Pinocchio aussi avait un nez particulier, qui s’allongeait à chaque mensonge.
Pourquoi je vous parle du nez en préambule d’un post consacré au montage d’un avion de reconnaissance ? Tout simplement parce que sur les avions dont la cellule n’était pas au départ prévue pour ce type de mission, les composants utilisés pour la reconnaissance sont logés très souvent dans le nez. Sur un monomoteur à hélice, il est évident que le nez n’est pas le meilleur endroit pour y monter des appareils de prise de vue. Sur un bombardier, à hélice ou à réaction, vu la taille de l’engin, il y a de la place pour en mettre où on souhaite. Mais sur un jet de taille modeste, le nez est un excellent endroit : dans le nez, la vue est dégagée vers l’avant, sur les côtés et en-dessous. Passons en revue quelques-uns de ces jets. Attention, la liste n’est certainement pas exhaustive.
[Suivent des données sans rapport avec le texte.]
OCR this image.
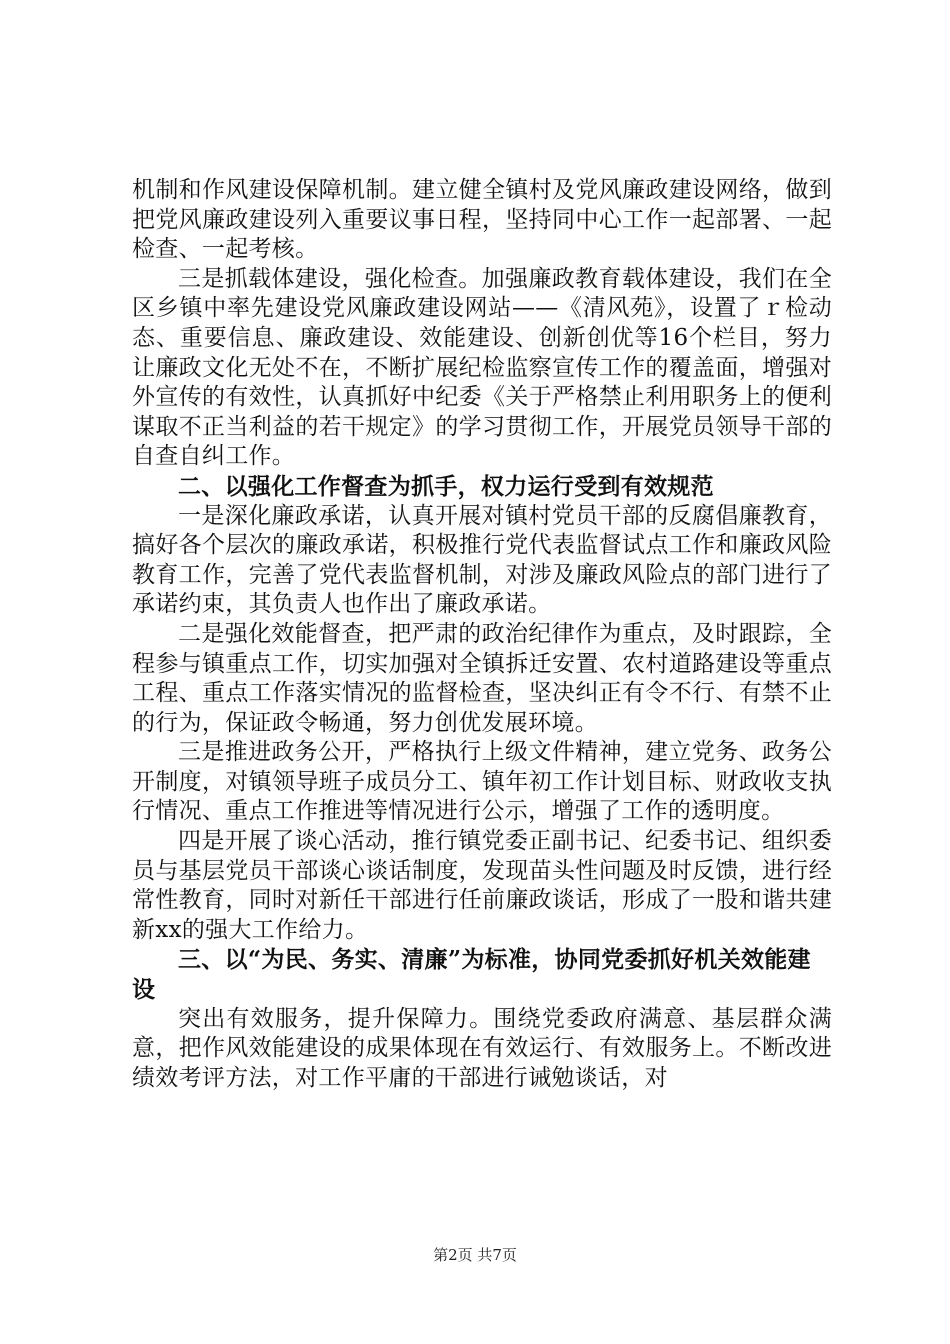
机制和作风建设保障机制。建立健全镇村及党风廉政建设网络，做到把党风廉政建设列入重要议事日程，坚持同中心工作一起部署、一起检查、一起考核。

三是抓载体建设，强化检查。加强廉政教育载体建设，我们在全区乡镇中率先建设党风廉政建设网站——《清风苑》，设置了ｒ检动态、重要信息、廉政建设、效能建设、创新创优等16个栏目，努力让廉政文化无处不在，不断扩展纪检监察宣传工作的覆盖面，增强对外宣传的有效性，认真抓好中纪委《关于严格禁止利用职务上的便利谋取不正当利益的若干规定》的学习贯彻工作，开展党员领导干部的自查自纠工作。

二、以强化工作督查为抓手，权力运行受到有效规范

一是深化廉政承诺，认真开展对镇村党员干部的反腐倡廉教育，搞好各个层次的廉政承诺，积极推行党代表监督试点工作和廉政风险教育工作，完善了党代表监督机制，对涉及廉政风险点的部门进行了承诺约束，其负责人也作出了廉政承诺。

二是强化效能督查，把严肃的政治纪律作为重点，及时跟踪，全程参与镇重点工作，切实加强对全镇拆迁安置、农村道路建设等重点工程、重点工作落实情况的监督检查，坚决纠正有令不行、有禁不止的行为，保证政令畅通，努力创优发展环境。

三是推进政务公开，严格执行上级文件精神，建立党务、政务公开制度，对镇领导班子成员分工、镇年初工作计划目标、财政收支执行情况、重点工作推进等情况进行公示，增强了工作的透明度。

四是开展了谈心活动，推行镇党委正副书记、纪委书记、组织委员与基层党员干部谈心谈话制度，发现苗头性问题及时反馈，进行经常性教育，同时对新任干部进行任前廉政谈话，形成了一股和谐共建新xx的强大工作给力。

三、以“为民、务实、清廉”为标准，协同党委抓好机关效能建设

突出有效服务，提升保障力。围绕党委政府满意、基层群众满意，把作风效能建设的成果体现在有效运行、有效服务上。不断改进绩效考评方法，对工作平庸的干部进行诫勉谈话，对

第2页 共7页
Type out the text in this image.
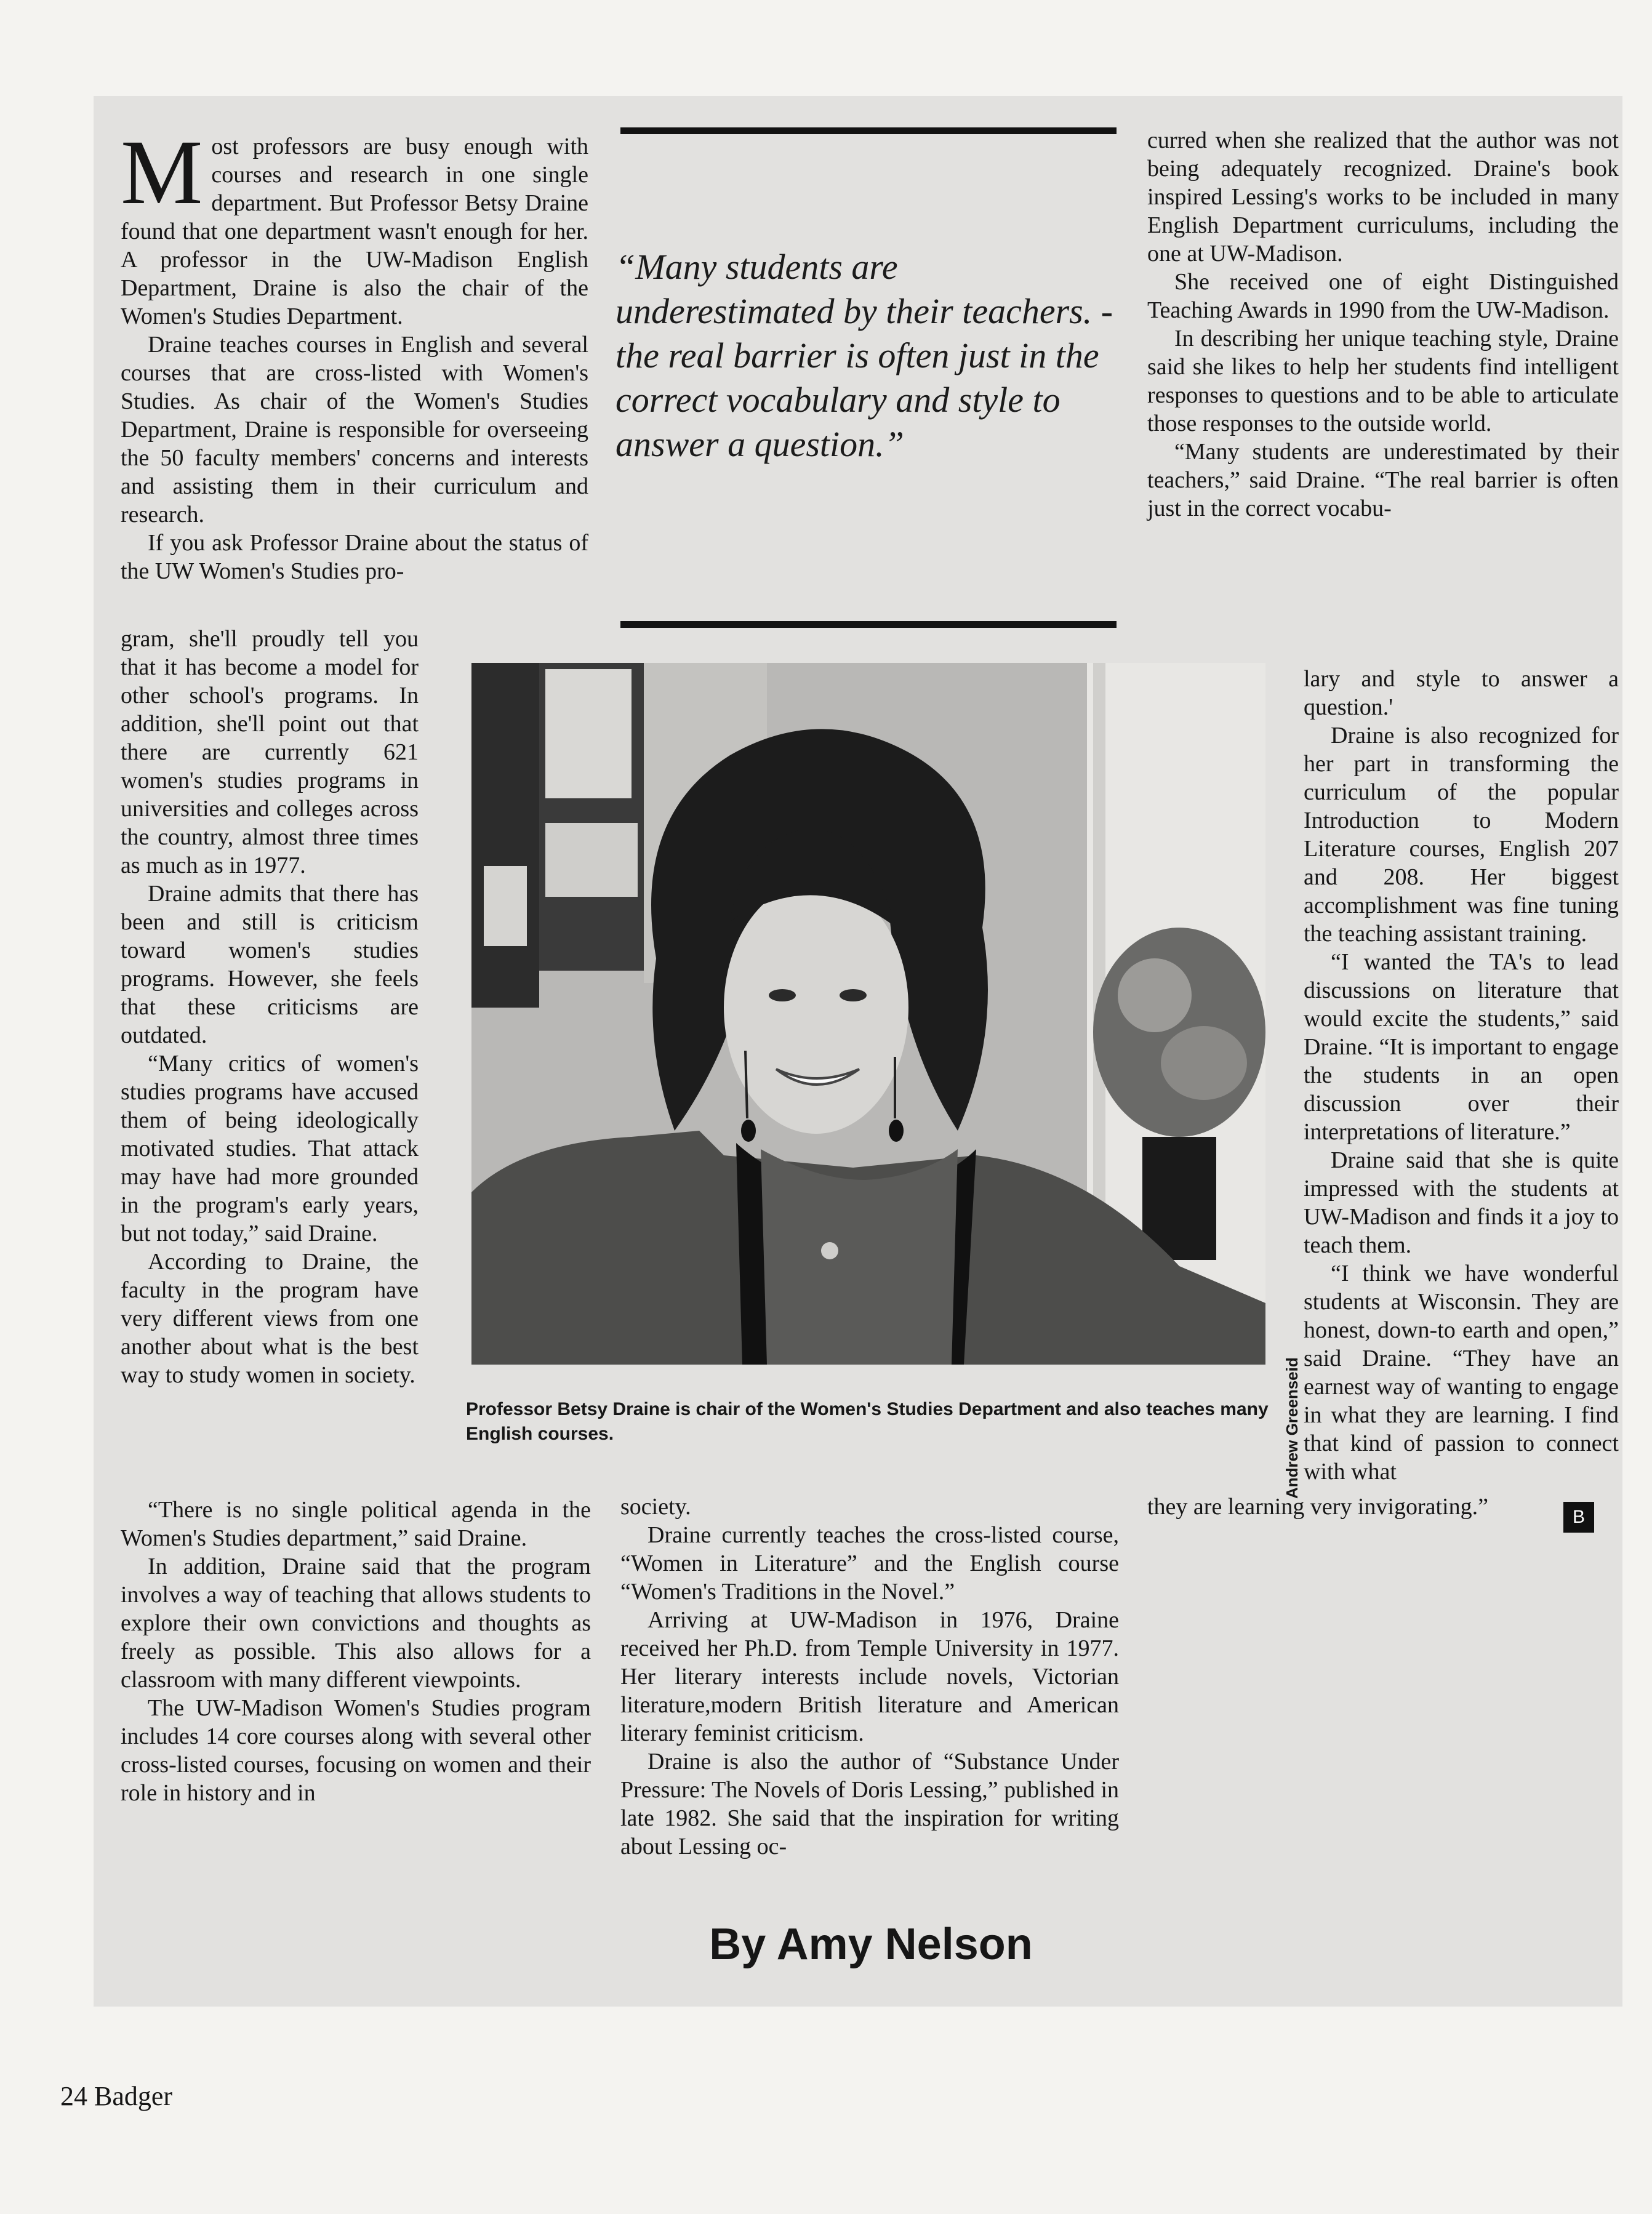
Most professors are busy enough with courses and research in one single department. But Professor Betsy Draine found that one department wasn't enough for her. A professor in the UW-Madison English Department, Draine is also the chair of the Women's Studies Department.

Draine teaches courses in English and several courses that are cross-listed with Women's Studies. As chair of the Women's Studies Department, Draine is responsible for overseeing the 50 faculty members' concerns and interests and assisting them in their curriculum and research.

If you ask Professor Draine about the status of the UW Women's Studies pro-

gram, she'll proudly tell you that it has become a model for other school's programs. In addition, she'll point out that there are currently 621 women's studies programs in universities and colleges across the country, almost three times as much as in 1977.

Draine admits that there has been and still is criticism toward women's studies programs. However, she feels that these criticisms are outdated.

“Many critics of women's studies programs have accused them of being ideologically motivated studies. That attack may have had more grounded in the program's early years, but not today,” said Draine.

According to Draine, the faculty in the program have very different views from one another about what is the best way to study women in society.

“There is no single political agenda in the Women's Studies department,” said Draine.

In addition, Draine said that the program involves a way of teaching that allows students to explore their own convictions and thoughts as freely as possible. This also allows for a classroom with many different viewpoints.

The UW-Madison Women's Studies program includes 14 core courses along with several other cross-listed courses, focusing on women and their role in history and in

“Many students are underestimated by their teachers. -the real barrier is often just in the correct vocabulary and style to answer a question.”
Andrew Greenseid
Professor Betsy Draine is chair of the Women's Studies Department and also teaches many English courses.

society.

Draine currently teaches the cross-listed course, “Women in Literature” and the English course “Women's Traditions in the Novel.”

Arriving at UW-Madison in 1976, Draine received her Ph.D. from Temple University in 1977. Her literary interests include novels, Victorian literature,modern British literature and American literary feminist criticism.

Draine is also the author of “Substance Under Pressure: The Novels of Doris Lessing,” published in late 1982. She said that the inspiration for writing about Lessing oc-

curred when she realized that the author was not being adequately recognized. Draine's book inspired Lessing's works to be included in many English Department curriculums, including the one at UW-Madison.

She received one of eight Distinguished Teaching Awards in 1990 from the UW-Madison.

In describing her unique teaching style, Draine said she likes to help her students find intelligent responses to questions and to be able to articulate those responses to the outside world.

“Many students are underestimated by their teachers,” said Draine. “The real barrier is often just in the correct vocabu-

lary and style to answer a question.'

Draine is also recognized for her part in transforming the curriculum of the popular Introduction to Modern Literature courses, English 207 and 208. Her biggest accomplishment was fine tuning the teaching assistant training.

“I wanted the TA's to lead discussions on literature that would excite the students,” said Draine. “It is important to engage the students in an open discussion over their interpretations of literature.”

Draine said that she is quite impressed with the students at UW-Madison and finds it a joy to teach them.

“I think we have wonderful students at Wisconsin. They are honest, down-to earth and open,” said Draine. “They have an earnest way of wanting to engage in what they are learning. I find that kind of passion to connect with what

they are learning very invigorating.”	B
By Amy Nelson
24 Badger
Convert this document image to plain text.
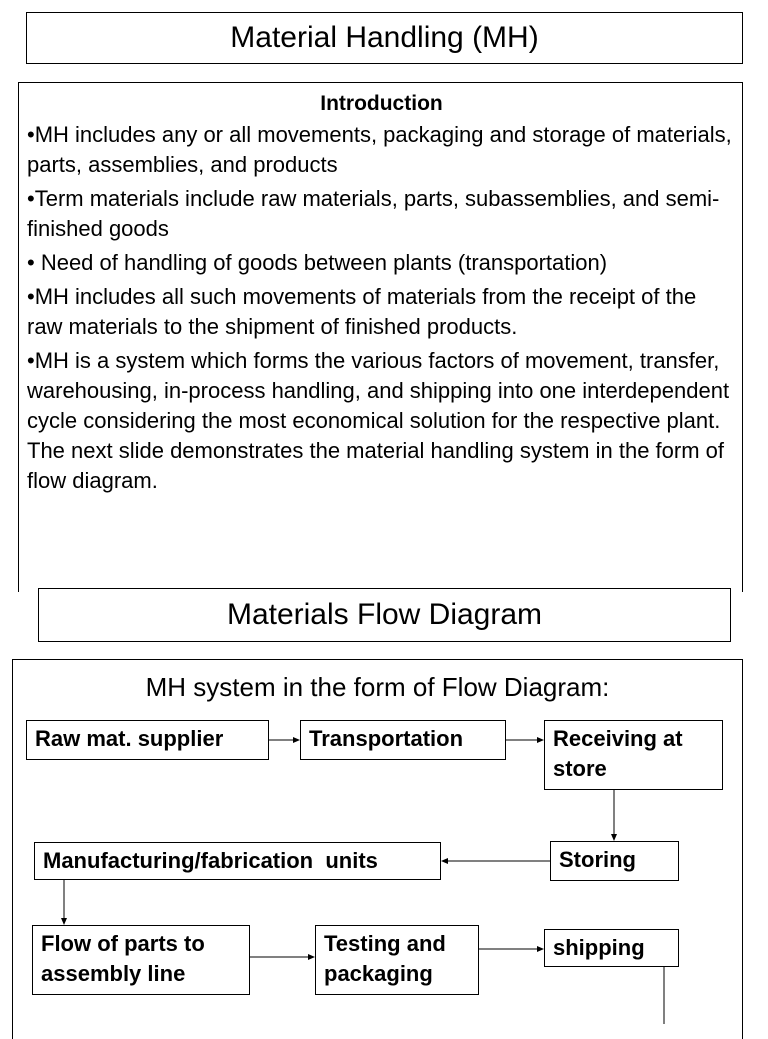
Material Handling (MH)
Introduction
•MH includes any or all movements, packaging and storage of materials, parts, assemblies, and products
•Term materials include raw materials, parts, subassemblies, and semi-finished goods
• Need of handling of goods between plants (transportation)
•MH includes all such movements of materials from the receipt of the raw materials to the shipment of finished products.
•MH is a system which forms the various factors of movement, transfer, warehousing, in-process handling, and shipping into one interdependent cycle considering the most economical solution for the respective plant. The next slide demonstrates the material handling system in the form of flow diagram.
Materials Flow Diagram
MH system in the form of Flow Diagram:
Raw mat. supplier	Transportation	Receiving at
store
Storing
Manufacturing/fabrication  units
Flow of parts to
assembly line
Testing and
packaging
shipping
Ecartons tout d’abord les contre-exemples. Car comme dans la langue française, il y a la règle et les exceptions suivent très vite (les noms qui se terminent par ‘ou’ au singulier prennent un ‘s’ au pluriel, sauf bijou, caillou, chou, genou, hibou, joujou et pou qui prennent un ‘x’ ; cela ne vous rappelle rien ? ).
Le North-American RA-5C Vigilante, conçu à partir de la version de bombardement, emportait ses instruments dans une nacelle placée sous son large fuselage.
Sur le Vought F-8 Crusader, il n’était pas possible de loger les caméras dans le nez, il y avait déjà l’entrée d’air, il aurait donc fallu modifier profondément la cellule. Aussi, les caméras furent installées sous et sur les côtés du fuselage, en arrière du logement du train avant.
Quand l’US Navy se trouva fort dépourvu lorsque l’hiver fut venu, heu, pardon, lorsque l’heure de mettre à la retraite les RA-5C et RF-8A/G fut venue, Grumman mis au point une nacelle, le TARPS (Tactical Air Reconnaissance Pod System), destinée à être montée sous le fuselage de certains F-14A, ainsi qur sur les F-14B et F-14D, dans la zone habituellement réservée au montage des deux AIM-54 Phoenix de l’arrière. Pas question de modifier le nez du Tomcat, il fallait impérativement garder le radar Hughes AN/AWG 9 pour que le F-14 conserve toutes ses capacités d’interception à longue distance.
Côté français, le Dassault Rafale peut mettre en œuvre la nacelle Reco NG. On la voit sur la photographie ci-dessous sous le fuselage, en position centrale.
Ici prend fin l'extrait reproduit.